SPECIALITY RESTAURANTS LIMITED

(Our Company was incorporated as Speciality Restaurants Private Limited on December 1, 1999 as a private limited company under the Companies Act, 1956. The name of our Company was changed to Mainland Restaurants Private Limited on May 7, 2003 and a fresh certificate of incorporation dated May 8, 2003 was issued by the Registrar of Companies, West Bengal. Subsequently the name of our Company was changed again to Speciality Restaurants Private Limited and a fresh certificate of incorporation dated January 1, 2004 was issued. Consequent upon the conversion of our Company to a public limited company, the name of our Company was changed to Speciality Restaurants Limited and a fresh certificate of incorporation dated February 10, 2011 was issued by the Registrar of Companies, West Bengal. For further details see the section "History and Certain Corporate Matters" on page 138 of the Prospectus.)
Registered Office: Uniworth House, 3A, Gurusaday Road, Kolkata 700 019; Tel: (91 33) 2283 7964; Fax: (91 33) 2280 9282. Corporate Office: B/25,4th Floor, Morya Landmark I, Veera Industrial Estate, Of New Link Road, Andheri (West), Mumbai 400 053. Contact Person: V. S. Satyamoorthy, Company Secretary and Compliance Officer Tel: (9122) 33416700; Fax: (9122) 33416878. Website: www.speciality.co.in; Email: investor@speciality.co.in

PROMOTERS OF OUR COMPANY: ANJAN CHATTERJEE AND SUCHHANDA CHATTERJEE

BASIS OF ALLOTMENT

PUBLIC ISSUE OF 11,739,415 EQUITY SHARES OF FACE VALUE RS. 10 EACH OF SPECIALITY RESTAURANTS LIMITED ("OUR COMPANY" OR THE "ISSUER") FOR CASH AT A PRICE OF RS. 150 PER EQUITY SHARE (INCLUDING A SHARE PREMIUM OF RS. 140 PER EQUITY SHARE) AGGREGATING TO RS. 1,760.91 MILLION (THE "ISSUE"). THE ISSUE WILL CONSTITUTE 25.00% OF THE POST-ISSUE PAID-UP EQUITY SHARE CAPITAL OF OUR COMPANY.

BID/ISSUE OPENED ON MAY 16, 2012* AND CLOSED ON MAY 18, 2012.

* The Anchor Investor Bid/Issue Period was one working day prior to the Bid/Issue Opening Date.

THE FACE VALUE OF THE EQUITY SHARES IS RS. 10 EACH. THE ISSUE PRICE IS RS. 150 PER EQUITY SHARE AND IS 15 TIMES THE FACE VALUE OF THE EQUITY SHARE.

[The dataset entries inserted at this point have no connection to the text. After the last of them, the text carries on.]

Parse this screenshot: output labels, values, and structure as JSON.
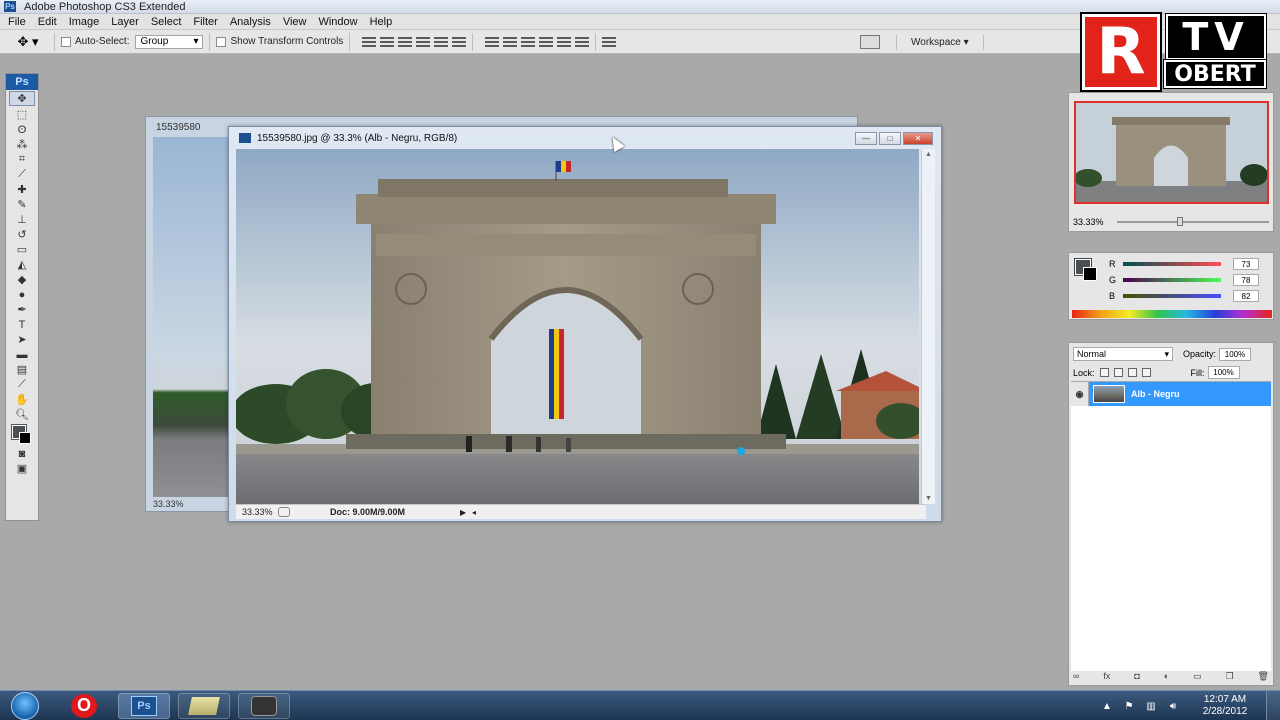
{
  "app": {
    "title": "Adobe Photoshop CS3 Extended",
    "icon": "photoshop-icon"
  },
  "menu": [
    "File",
    "Edit",
    "Image",
    "Layer",
    "Select",
    "Filter",
    "Analysis",
    "View",
    "Window",
    "Help"
  ],
  "options": {
    "auto_select_label": "Auto-Select:",
    "auto_select_value": "Group",
    "show_transform_label": "Show Transform Controls",
    "workspace_label": "Workspace"
  },
  "tools": {
    "panel_label": "Ps"
  },
  "back_document": {
    "title": "15539580",
    "zoom": "33.33%"
  },
  "document": {
    "title": "15539580.jpg @ 33.3% (Alb - Negru, RGB/8)",
    "zoom": "33.33%",
    "doc_info": "Doc: 9.00M/9.00M"
  },
  "logo": {
    "r": "R",
    "tv": "TV",
    "name": "OBERT"
  },
  "navigator": {
    "zoom": "33.33%"
  },
  "color": {
    "r_label": "R",
    "r_value": "73",
    "g_label": "G",
    "g_value": "78",
    "b_label": "B",
    "b_value": "82",
    "fg_color": "#494e52",
    "bg_color": "#000000"
  },
  "layers": {
    "blend_mode": "Normal",
    "opacity_label": "Opacity:",
    "opacity_value": "100%",
    "lock_label": "Lock:",
    "fill_label": "Fill:",
    "fill_value": "100%",
    "layer_name": "Alb - Negru"
  },
  "taskbar": {
    "time": "12:07 AM",
    "date": "2/28/2012",
    "ps_label": "Ps"
  }
}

The Equity Shares are proposed to be listed on the BSE Limited ("BSE") and the National Stock Exchange of India Limited ("NSE") and the trading will commence on or around May 31, 2012.

In terms of Rule 19(2)(b)(l) of the Securities Contracts Regulations Rules, 1957, as amended ("SCRR"), this is an Issue for 25% of the post-Issue capital of the Company. The Issue was made through the Book Building Process wherein not more than 50% of the Issue shall be allocated on a proportionate basis to Qualified Institutional Buyers ("QIB"). 5% of the QIB Portion (excluding Anchor Investor Portion) will be available for allocation on a proportionate basis to Mutual Funds only, and the remainder of the QIB Portion will be available for allocation on a proportionate basis to all QIB Bidders, including Mutual Funds, subject to valid Bids being received at or above the Issue Price. Further, not less than 15% of the Issue will be available for allocation on a proportionate basis to Non-Institutional Bidders and not less than 35% of the Issue will be available for allocation on a proportionate basis to Retail Individual Bidders, subject to valid Bids being received at or above the Issue Price. For details, see the section titled "Issue Procedure" on page 281 of the Prospectus.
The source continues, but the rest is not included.